Basin | N single | N > 1 | N > 100 | Single ($) | N > 1 ($) | N > 100 ($) | Total area | Total price ($) |
---|---|---|---|---|---|---|---|---|
DJ | 1 | 5 | 0 | 900 | 38,351 | 0 | 4,362 | 39,251 |
Permian | 8 | 27 | 0 | 7,200 | 63,884 | 0 | 7,900 | 71,084 |
Haynesville | 0 | 3 | 1 | 0 | 7,100 | 3,097 | 789 | 7,100 |
Other | 64 | 49 | 3 | 57,600 | 93,835 | 7,849 | 17,101 | 151,435 |
Total | 73 | 84 | 4 | 65,700 | 203,170 | 10,946 | 30,152 | 268,870 |
This table shows the cost split by different types of coverage areas. The columns are as follows:
- Basin: The name of the basin.
- N single: The number of coverage areas that contain a single site. Each of these will by the model definition be a square box of the minimum required area. Therefore these are the least cost effective sites to survey.
- N > 1: The number of survey regions with more than one site. It is still possible that some of these are areas of the minimum size.
- N > 100: The number of survey regions with more than 100 sites. These are the most cost effective areas to survey and are likely to be large connected regions of more interesting shapes.
- Single ($): The total cost of the single site areas.
- N > 1 ($): The total cost of the areas with more than one site (note that this includes the N > 100 areas too).

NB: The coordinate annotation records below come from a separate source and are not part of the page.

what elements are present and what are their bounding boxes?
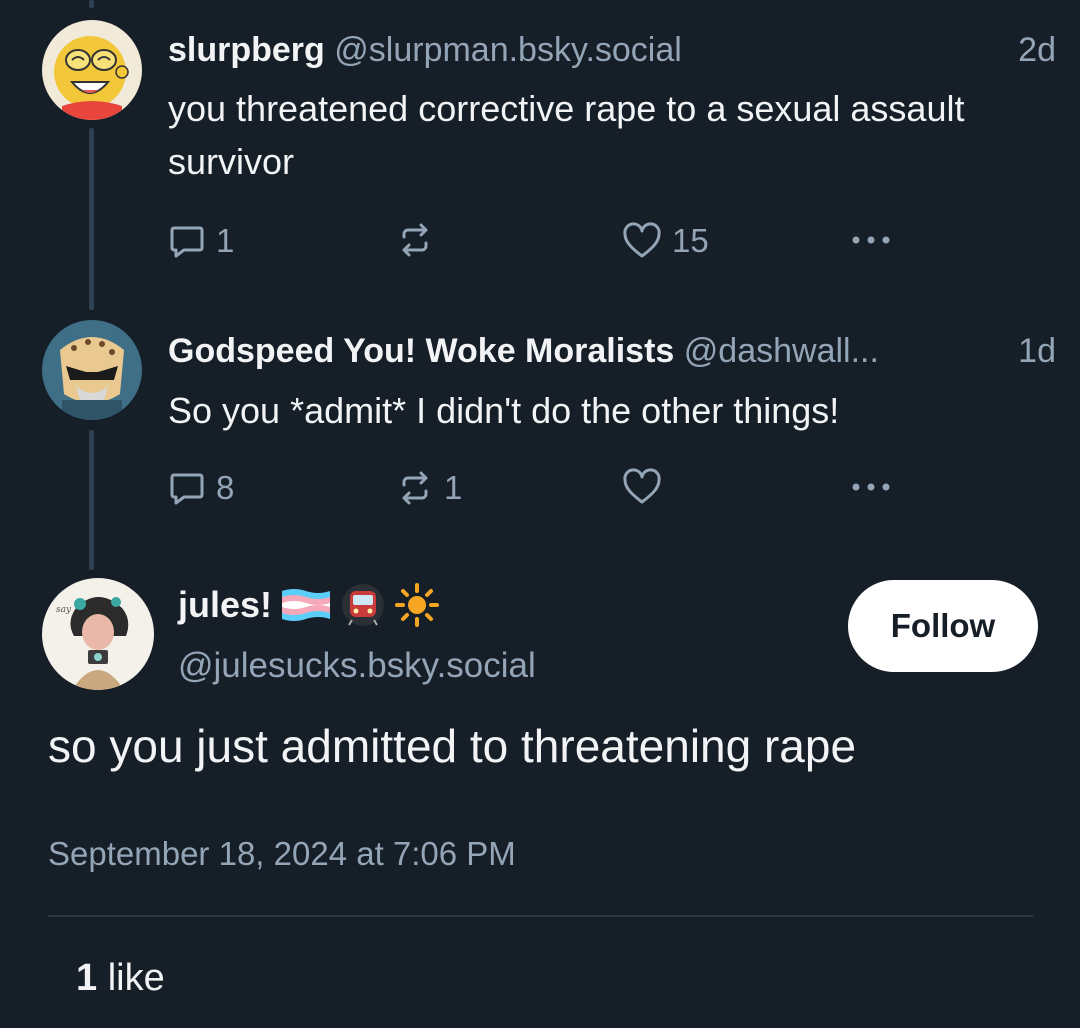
- timestamp[interactable]: 2d: [1018, 30, 1056, 70]
- repost-button[interactable]: [396, 221, 444, 259]
- post-date: September 18, 2024 at 7:06 PM: [48, 835, 516, 872]
- trans-flag-icon: [282, 589, 331, 621]
- display-name[interactable]: slurpberg: [168, 31, 325, 69]
- thread-line-1: [89, 128, 94, 310]
- avatar[interactable]: [42, 320, 142, 420]
- like-button[interactable]: 15: [622, 221, 709, 261]
- likes-summary[interactable]: 1 like: [76, 954, 165, 1002]
- metro-train-icon: [342, 584, 385, 626]
- likes-label: like: [107, 957, 165, 999]
- display-name[interactable]: jules!: [178, 582, 440, 628]
- display-name[interactable]: Godspeed You! Woke Moralists: [168, 332, 674, 370]
- handle[interactable]: @julesucks.bsky.social: [178, 644, 536, 688]
- repost-icon: [402, 223, 428, 257]
- divider: [48, 915, 1033, 917]
- handle[interactable]: @slurpman.bsky.social: [334, 31, 682, 69]
- reply-count: 8: [216, 469, 235, 506]
- heart-icon: [623, 222, 661, 258]
- reply-button[interactable]: 1: [168, 221, 234, 261]
- thread-line-2: [89, 430, 94, 570]
- like-button[interactable]: [622, 468, 672, 506]
- avatar[interactable]: say: [42, 578, 154, 690]
- sun-icon: [395, 583, 440, 627]
- repost-button[interactable]: 1: [396, 468, 462, 508]
- handle[interactable]: @dashwall...: [684, 332, 879, 370]
- reply-icon: [170, 473, 204, 505]
- post-text: so you just admitted to threatening rape: [48, 720, 857, 772]
- display-name-text: jules!: [178, 584, 273, 625]
- more-options-button[interactable]: [848, 468, 894, 506]
- more-options-button[interactable]: [848, 221, 894, 259]
- post-header: Godspeed You! Woke Moralists @dashwall..…: [168, 331, 879, 371]
- more-dots-icon: [852, 483, 890, 491]
- repost-count: 1: [444, 469, 463, 506]
- reply-count: 1: [216, 222, 235, 259]
- follow-button[interactable]: Follow: [848, 580, 1038, 672]
- thread-view: slurpberg @slurpman.bsky.social 2d you t…: [0, 0, 1080, 1028]
- avatar[interactable]: [42, 20, 142, 120]
- reply-button[interactable]: 8: [168, 468, 234, 508]
- like-count: 15: [672, 222, 709, 259]
- heart-icon: [623, 468, 661, 504]
- reply-icon: [170, 226, 204, 258]
- post-header: slurpberg @slurpman.bsky.social: [168, 30, 682, 70]
- post-text: you threatened corrective rape to a sexu…: [168, 88, 965, 182]
- repost-icon: [402, 471, 428, 505]
- thread-line-top: [89, 0, 94, 8]
- timestamp[interactable]: 1d: [1018, 331, 1056, 371]
- svg-text:say: say: [56, 605, 72, 615]
- post-text: So you *admit* I didn't do the other thi…: [168, 390, 840, 431]
- likes-count: 1: [76, 957, 98, 999]
- more-dots-icon: [852, 236, 890, 244]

- N > 100 ($): The cost of the areas with more than 100 sites.
- Total area: The total area of all the survey regions in km2.
- Total price ($): The total cost of the survey if all the regions are surveyed.
Emission based price optimisation
The pricing estimates can be adjusted to fit a fixed budget while finding a survey area that maximises the probability of observing emissions. The optimisation we present here is done in two steps. First we select all areas that have had historic emission events over a given threshold, and if this area is less than our budget then we expand out from these in such a way to either 1.) maximise the number of sites covered or 2.) maximise the expected number of emission events.
To maximise the expected number of emission events we need to consider the probability of a detection being observed. This is difficult to do at the site level, but we can make some estimates. If a site has no historic detections then we will assign it a probability equal to that for any site. If there are detections observed and the probability is above the average then this could be considered.